Non-local Policy Optimization via Diversity-regularized Collaborative Exploration
This work addresses exploration inefficiencies in reinforcement learning for robotics and control tasks, offering an incremental improvement through collaborative agent teamwork.
The paper tackled the problem of limited exploration and local minima in reinforcement learning by introducing a non-local policy optimization framework using a team of heterogeneous agents with diversity regularization, achieving substantial improvement over baselines in MuJoCo locomotion tasks.

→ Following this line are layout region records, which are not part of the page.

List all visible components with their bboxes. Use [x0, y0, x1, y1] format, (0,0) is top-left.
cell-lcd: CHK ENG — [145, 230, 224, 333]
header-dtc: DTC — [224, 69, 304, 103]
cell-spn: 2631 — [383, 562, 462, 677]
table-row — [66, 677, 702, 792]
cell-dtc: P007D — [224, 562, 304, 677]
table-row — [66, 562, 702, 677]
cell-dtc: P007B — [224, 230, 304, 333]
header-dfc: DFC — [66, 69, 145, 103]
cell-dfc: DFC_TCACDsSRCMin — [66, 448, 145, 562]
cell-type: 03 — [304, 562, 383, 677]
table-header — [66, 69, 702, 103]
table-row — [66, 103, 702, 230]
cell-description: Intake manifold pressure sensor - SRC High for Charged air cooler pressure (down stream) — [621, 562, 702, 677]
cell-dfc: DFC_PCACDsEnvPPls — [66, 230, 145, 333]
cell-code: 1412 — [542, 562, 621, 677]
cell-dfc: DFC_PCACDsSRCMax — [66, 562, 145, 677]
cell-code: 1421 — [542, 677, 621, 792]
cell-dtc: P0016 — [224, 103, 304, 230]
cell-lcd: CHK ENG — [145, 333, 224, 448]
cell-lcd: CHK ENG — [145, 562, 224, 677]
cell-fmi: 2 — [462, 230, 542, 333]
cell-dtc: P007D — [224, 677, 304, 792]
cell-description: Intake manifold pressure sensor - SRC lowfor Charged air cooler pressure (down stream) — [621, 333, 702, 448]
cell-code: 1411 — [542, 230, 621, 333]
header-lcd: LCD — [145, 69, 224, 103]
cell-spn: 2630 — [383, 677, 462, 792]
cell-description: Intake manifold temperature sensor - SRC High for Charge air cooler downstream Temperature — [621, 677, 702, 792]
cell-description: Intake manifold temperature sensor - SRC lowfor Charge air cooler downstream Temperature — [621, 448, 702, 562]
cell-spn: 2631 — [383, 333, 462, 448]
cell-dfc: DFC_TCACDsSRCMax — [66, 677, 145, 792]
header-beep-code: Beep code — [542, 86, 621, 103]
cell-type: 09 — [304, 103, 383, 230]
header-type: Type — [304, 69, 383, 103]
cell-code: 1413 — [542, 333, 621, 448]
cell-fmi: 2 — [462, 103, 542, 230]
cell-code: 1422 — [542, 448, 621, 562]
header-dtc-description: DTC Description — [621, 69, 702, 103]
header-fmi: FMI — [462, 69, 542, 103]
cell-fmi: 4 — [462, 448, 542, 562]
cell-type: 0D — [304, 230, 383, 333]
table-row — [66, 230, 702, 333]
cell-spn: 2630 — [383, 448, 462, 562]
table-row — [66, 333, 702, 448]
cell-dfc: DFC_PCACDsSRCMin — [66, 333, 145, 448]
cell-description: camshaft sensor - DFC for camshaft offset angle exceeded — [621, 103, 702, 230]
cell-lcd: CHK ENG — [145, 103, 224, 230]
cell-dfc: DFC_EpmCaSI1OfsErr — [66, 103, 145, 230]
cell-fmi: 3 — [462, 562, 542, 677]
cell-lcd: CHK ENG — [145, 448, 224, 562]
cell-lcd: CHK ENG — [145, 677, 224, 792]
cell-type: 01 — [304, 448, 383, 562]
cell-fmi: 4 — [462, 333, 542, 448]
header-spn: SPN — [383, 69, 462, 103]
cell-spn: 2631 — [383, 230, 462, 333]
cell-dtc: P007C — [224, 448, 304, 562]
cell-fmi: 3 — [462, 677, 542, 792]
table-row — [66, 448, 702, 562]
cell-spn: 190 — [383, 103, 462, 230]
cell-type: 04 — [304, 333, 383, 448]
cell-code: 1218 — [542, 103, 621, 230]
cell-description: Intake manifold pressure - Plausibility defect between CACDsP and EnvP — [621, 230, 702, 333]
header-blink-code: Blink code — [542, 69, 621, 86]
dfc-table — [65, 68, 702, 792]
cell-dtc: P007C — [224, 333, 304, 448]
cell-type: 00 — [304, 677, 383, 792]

Conventional Reinforcement Learning (RL) algorithms usually have one single agent learning to solve the task independently. As a result, the agent can only explore a limited part of the state-action space while the learned behavior is highly correlated to the agent's previous experience, making the training prone to a local minimum. In this work, we empower RL with the capability of teamwork and propose a novel non-local policy optimization framework called Diversity-regularized Collaborative Exploration (DiCE). DiCE utilizes a group of heterogeneous agents to explore the environment simultaneously and share the collected experiences. A regularization mechanism is further designed to maintain the diversity of the team and modulate the exploration. We implement the framework in both on-policy and off-policy settings and the experimental results show that DiCE can achieve substantial improvement over the baselines in the MuJoCo locomotion tasks.